We all have creative potential that can be unleashed and there are many techniques that can help.

WHAT THE BOOK SAYS

  • This book is from the founders of Ideo, the innovation agency. It argues that we can all be creative, and offers a range of techniques for doing so.
  • The basic steps are:

Flip: moving from design thinking to creative confidence.

Dare: moving from fear to courage; being prepared to have a go.

Spark: think like a traveller, empathise with the end user, and make field observations to inform improvements.

Leap: from planning to action – do something. Don’t get stuck in the planning phase. Keep a bug list – things that annoy you and should be improved. Then work out how to fix them; bridge the knowing/doing gap.

Seek: from duty to passion. The looks good, feels bad trap keeps people doing things they don’t care about just for the money or security.

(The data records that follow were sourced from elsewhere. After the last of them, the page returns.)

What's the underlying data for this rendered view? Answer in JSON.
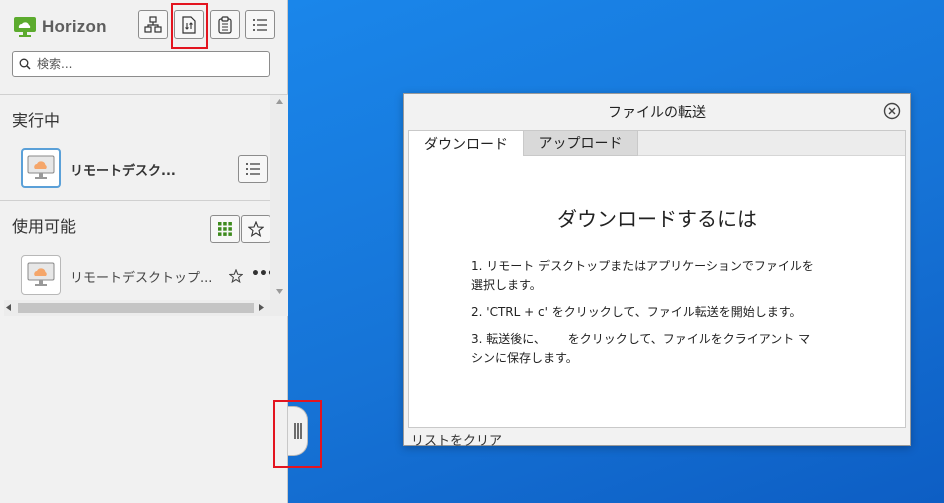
{
  "app": {
    "name": "Horizon"
  },
  "search": {
    "placeholder": "検索..."
  },
  "sections": {
    "running": {
      "title": "実行中",
      "item_label": "リモートデスク..."
    },
    "available": {
      "title": "使用可能",
      "item_label": "リモートデスクトップ..."
    }
  },
  "dialog": {
    "title": "ファイルの転送",
    "tabs": [
      "ダウンロード",
      "アップロード"
    ],
    "heading": "ダウンロードするには",
    "steps": [
      "1. リモート デスクトップまたはアプリケーションでファイルを",
      "選択します。",
      "2. 'CTRL + c' をクリックして、ファイル転送を開始します。",
      "3. 転送後に、　　 をクリックして、ファイルをクライアント マ",
      "シンに保存します。"
    ],
    "footer": "リストをクリア"
  },
  "colors": {
    "highlight": "#e3141f",
    "desktop": "#1a7fe0",
    "brand_green": "#5cab2e",
    "cloud_orange": "#f5a66a"
  }
}
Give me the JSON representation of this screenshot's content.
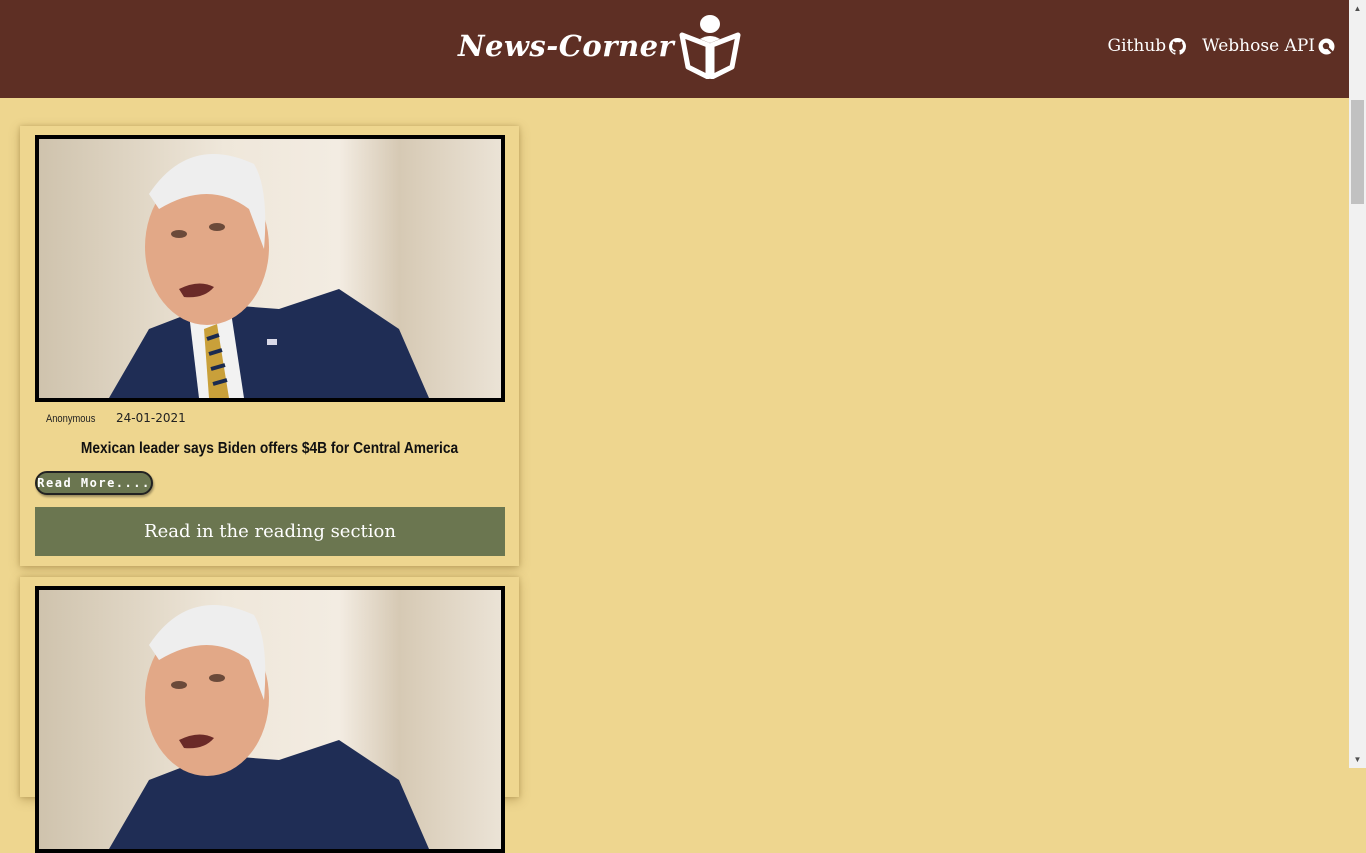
{
  "navbar": {
    "brand": "News-Corner",
    "links": [
      {
        "label": "Github",
        "icon": "github-icon"
      },
      {
        "label": "Webhose API",
        "icon": "webhose-icon"
      }
    ],
    "background": "#5e2f24"
  },
  "page": {
    "background": "#eed68f",
    "accent": "#6b7650"
  },
  "articles": [
    {
      "author": "Anonymous",
      "date": "24-01-2021",
      "title": "Mexican leader says Biden offers $4B for Central America",
      "read_more": "Read More....",
      "reading_section": "Read in the reading section"
    },
    {
      "author": "",
      "date": "",
      "title": "",
      "read_more": "",
      "reading_section": ""
    }
  ]
}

Team: work in creatively confident groups by keeping your sense of humour, minimizing hierarchy, building on the energy of others, trusting camaraderie, and deferring judgement – at least temporarily.

Move: have the confidence to go and get on with it.

  • There are usually three factors to balance in any innovation programme:

Business: is it viable?

Technical: is it feasible?

People: is it desirable?

WHAT’S GOOD ABOUT IT

  • There is no word in the Tibetan language for creativity or being creative – it merely translates as being natural, more like when we were young and not afraid to experiment.
  • People with self-efficacy set their sights higher, try harder and persevere longer (Carol Dweck’s ‘growth mindset’).
  • Design-driven innovation involves inspiration, synthesis, ideation and experimentation, and implementation.
  • Guided mastery is a series of small successes leading to much greater creative confidence. The counterpoint to this is an anti-portfolio – a failure resume from which lessons can be learned.
  • Many people carry a creativity scar – an incident from their youth where they were embarrassed when experimenting with something. This makes them scared to try new things as adults.
  • Add constraints to spur action: less time, budget, or fewer people or resources.
  • For easier buy-in by colleagues and bosses, recast changes as experiments.
  • “Everything in modern society is the result of a collection of decisions made by someone. Why shouldn’t that someone be you?”

WHAT YOU HAVE TO WATCH

  • Not much. It’s a comprehensive toolkit and call to arms for innovative thinking.